What are Nreal Air AR glasses?
The Nreal Air AR glasses are impressive; they’re lightweight, compact, and provide a decent quality semi-transparent 130in display ideal for watching movies and playing games on your smartphone, but the high price and the need to have a smartphone connected via USB-C will likely put some off
The Nreal Air AR glasses aren`t the primary device in this category to launch, however, their usefulness and the comparatively budget-friendly price ought to see them reap greater mainstream enchantment than their predecessors and rivals.
Essentially, the Nreal Air are a couple of sunglasses that you may connect with your phone to have your display appear in the front of you – floating in the front of you want your very own portable TV. Using those, you may enjoy Netflix, Xbox Cloud Gaming, or a slew of different enjoyment apps as in case you had been in the front of your TV at home on your couch.
In the short time, we have got had tested those glasses, we had been impressed with the aid of using the solid HD image and comfortable fit, the latter an end result of the light-weight design. But those glasses are not perfect. One important annoyance is the incredibly brief listing of compatible smartphones.
Nreal Air AR glasses: price and availability
The Nreal Air AR glasses are currently available to buy in the US and the UK, exclusively from Verizon and EE respectively, for $600 / £400.
Those of you in the UK that are already EE customers can choose between paying a single upfront cost or spreading it out using EE’s Add To Plan purchase option.
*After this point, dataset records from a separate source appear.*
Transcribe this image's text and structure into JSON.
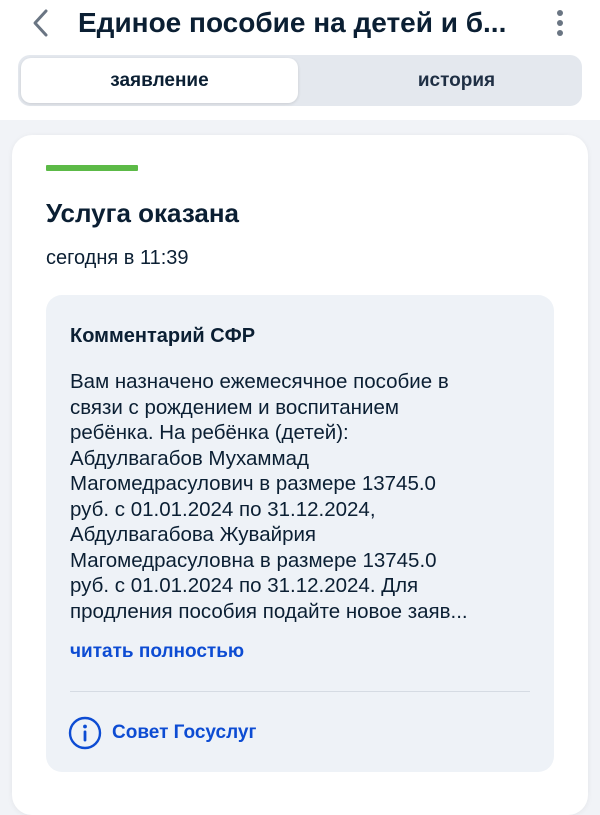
{
  "header": {
    "title": "Единое пособие на детей и б..."
  },
  "tabs": [
    {
      "label": "заявление",
      "active": true
    },
    {
      "label": "история",
      "active": false
    }
  ],
  "status": {
    "title": "Услуга оказана",
    "time": "сегодня в 11:39",
    "color": "#5cba47"
  },
  "comment": {
    "title": "Комментарий СФР",
    "lines": [
      "Вам назначено ежемесячное пособие в",
      "связи с рождением и воспитанием",
      "ребёнка. На ребёнка (детей):",
      "Абдулвагабов Мухаммад",
      "Магомедрасулович в размере 13745.0",
      "руб. с 01.01.2024 по 31.12.2024,",
      "Абдулвагабова Жувайрия",
      "Магомедрасуловна в размере 13745.0",
      "руб. с 01.01.2024 по 31.12.2024. Для",
      "продления пособия подайте новое заяв..."
    ],
    "read_more": "читать полностью"
  },
  "tip": {
    "label": "Совет Госуслуг",
    "icon": "info-icon"
  },
  "colors": {
    "accent": "#0d4cd3",
    "text": "#0b1f33",
    "background": "#f1f3f7",
    "comment_bg": "#eef2f7"
  }
}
The latter turns the cost into a £10 upfront payment, then £35/month for 11 months – for a total cost of £395.
Nreal, a Chinese manufacturer of augmented reality (AR) smart glasses, announced last week it will accept orders for its Air smart glasses set for release in Japan on March 4th. The upcoming product will cost 39,799 yen (USD $345), according to a marketplace listing by KDDI.
KDDI and NTT Docomo will handle reservations for the Nreal Air device ahead of the Japanese release next week.
Nreal Air AR glasses: design
The Nreal Air appearance is a lot extra like a general pair of specs. An eagle-eyed onlooker would possibly spot the few key differences, however, there aren’t any cameras, so the AR issue isn’t that obvious. The selection to move the camera-much less immediately solves a number of the privacy worries that plagued previous devices, such as the Ray-Ban Stories and Google Glass.
You don’t must fear approximately your vision being tracked, and people around you could rest easy knowing they are being recorded without their consent. Still, there are a few signs that those aren’t normal glasses.
In order for the Nreal Air to function, they want to be plugged into your phone. Using the USB-C to USB-C cable inside the box, you could without difficulty hook up your devices via a port hidden in the quiet of one of the glass’s arms.
While now no longer as free as a completely wireless device – like a couple of Bluetooth headphones – we by no means had any troubles transferring our head around at the same time as plugged in.
It caused so few troubles at the same time as we had been wearing the glasses that we simply absolutely forgot approximately the cable – except whilst taking the glasses on and off. The reliance on your phone’s power means those glasses are pretty light, simply 90g (0.2lbs) – they do not have an internal battery.
But in exchange, they’ll drain your phone’s battery fairly quickly, in particular, if you are the use of them for an extended period of time.
The other dead giveaway that the Nreal Air is not a regular pair of glasses is the internal lenses.
These are what give the glasses their AR capabilities, reflecting an image of your phone`s display screen in this sort of manner that it seems to be floating in front of you.
Nreal Air AR glasses: Specs
The Nreal Air AR glasses are more like a portable personal projector than a TV that fits in your pocket.
By this, we mean that the image through the glasses is best when you’re looking at an opaque, plain background in a room that isn’t filled with bright light. If you’re outside or facing a light source, you’ll need to attach the optional visor to have any chance of seeing what’s being displayed.
That being said, the glasses’ HD image is pretty impressive. The colors aren’t as vibrant as we’d like and the lack of 4K resolution is a little disappointing but the device’s relative screen size more than makes up for it. It’s roughly the same size as having a 130-inch TV 4m away from you – while not completely vision-filling, it is certainly more immersive than staring at your phone screen.